Ball in industry's court as childhood obesity strategy omits food promotion regulation

The Government's much-awaited childhood obesity strategy was published this morning, but did not include any restrictions on advertising and promoting certain foods, as had been hoped and expected by some.

The government's programme to cut childhood obesity has not been universally welcomed
The government's programme to cut childhood obesity has not been universally welcomed

Childhood Obesity; A Plan for Action contains a number of measures. These include a soft drinks industry levy, providing healthy food vouchers to low-income families, improving school sport, and supporting digital information programmes, with Public Health England's Sugar Smart app cited as a successful example of the latter.

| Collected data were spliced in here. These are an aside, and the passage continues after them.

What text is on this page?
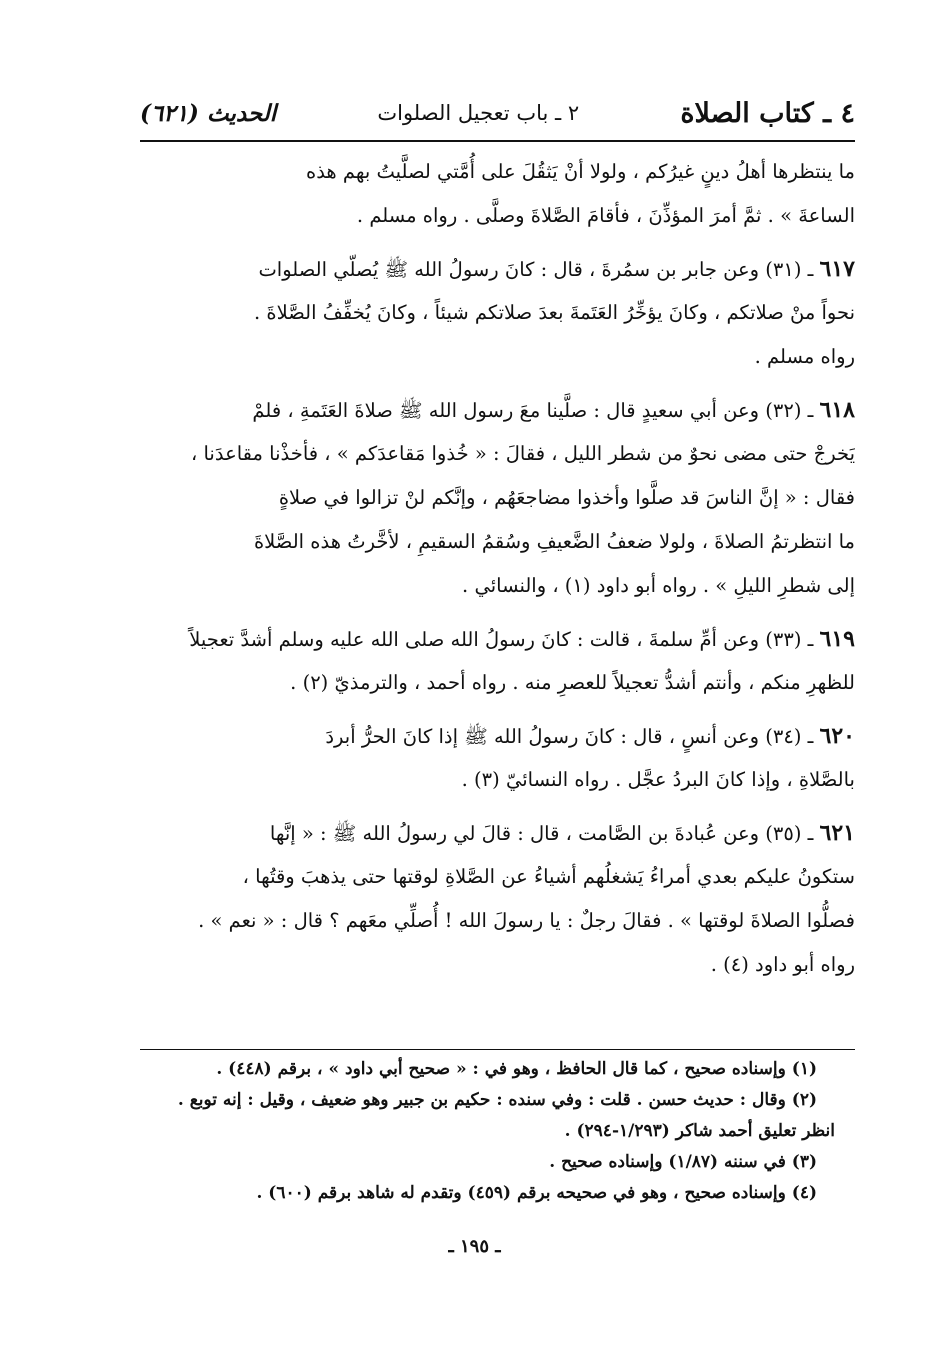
٤ ـ كتاب الصلاة
٢ ـ باب تعجيل الصلوات
الحديث (٦٢١)
ما ينتظرها أهلُ دينٍ غيرُكم ، ولولا أنْ يَثقُلَ على أُمَّتي لصلَّيتُ بهم هذه
الساعةَ » . ثمَّ أمرَ المؤذِّنَ ، فأقامَ الصَّلاةَ وصلَّى . رواه مسلم .
٦١٧ ـ (٣١) وعن جابر بن سمُرةَ ، قال : كانَ رسولُ الله ﷺ يُصلّي الصلوات
نحواً منْ صلاتكم ، وكانَ يؤخِّرُ العَتَمةَ بعدَ صلاتكم شيئاً ، وكانَ يُخفِّفُ الصَّلاةَ .
رواه مسلم .
٦١٨ ـ (٣٢) وعن أبي سعيدٍ قال : صلَّينا معَ رسول الله ﷺ صلاةَ العَتَمةِ ، فلمْ
يَخرجْ حتى مضى نحوٌ من شطر الليل ، فقالَ : « خُذوا مَقاعدَكم » ، فأخذْنا مقاعدَنا ،
فقال : « إنَّ الناسَ قد صلَّوا وأخذوا مضاجعَهُم ، وإنَّكم لنْ تزالوا في صلاةٍ
ما انتظرتمُ الصلاةَ ، ولولا ضعفُ الضَّعيفِ وسُقمُ السقيمِ ، لأخَّرتُ هذه الصَّلاةَ
إلى شطرِ الليلِ » . رواه أبو داود (١) ، والنسائي .
٦١٩ ـ (٣٣) وعن أمِّ سلمةَ ، قالت : كانَ رسولُ الله صلى الله عليه وسلم أشدَّ تعجيلاً
للظهرِ منكم ، وأنتم أشدُّ تعجيلاً للعصرِ منه . رواه أحمد ، والترمذيّ (٢) .
٦٢٠ ـ (٣٤) وعن أنسٍ ، قال : كانَ رسولُ الله ﷺ إذا كانَ الحرُّ أبردَ
بالصَّلاةِ ، وإذا كانَ البردُ عجَّل . رواه النسائيّ (٣) .
٦٢١ ـ (٣٥) وعن عُبادةَ بن الصَّامت ، قال : قالَ لي رسولُ الله ﷺ : « إنَّها
ستكونُ عليكم بعدي أمراءُ يَشغلُهم أشياءُ عن الصَّلاةِ لوقتها حتى يذهبَ وقتُها ،
فصلُّوا الصلاةَ لوقتها » . فقالَ رجلٌ : يا رسولَ الله ! أُصلِّي معَهم ؟ قال : « نعم » .
رواه أبو داود (٤) .
(١) وإسناده صحيح ، كما قال الحافظ ، وهو في : « صحيح أبي داود » ، برقم (٤٤٨) .
(٢) وقال : حديث حسن . قلت : وفي سنده : حكيم بن جبير وهو ضعيف ، وقيل : إنه توبع .
انظر تعليق أحمد شاكر (١/٢٩٣-٢٩٤) .
(٣) في سننه (١/٨٧) وإسناده صحيح .
(٤) وإسناده صحيح ، وهو في صحيحه برقم (٤٥٩) وتقدم له شاهد برقم (٦٠٠) .
ـ ١٩٥ ـ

The strategy concludes by saying that the Government was "confident that our approach will reduce childhood obesity while respecting consumer choice, economic realities and, ultimately, our need to eat". It has attracted criticism in many quarters, and is seen as having been "watered down" from initial expectations.

However, there was no crackdown on advertising and promotion – a move welcomed by Advertising Association chief executive Tim Lefroy, who told PRWeek's sister title Campaign: "Advertising has already taken action to end high fat, sugar and salt ads in children's media, whether on TV, online or elsewhere."

Rikki Jones, director of the London office of WPP-owned healthcare PR firm GCI Health, told PRWeek: "Advertising and promotion not ultimately having a place in the strategy has attracted a lot of criticism."

She went on to say that this left the commercial food industry witn an opportunity to "demonstrate stronger social responsibility than ever before". She added: "The door has been left open for them to educate children and families on their choices and there’s still a significant gap to be filled in doing so. For forward-thinking organisations, there is a real leadership prospect for the taking."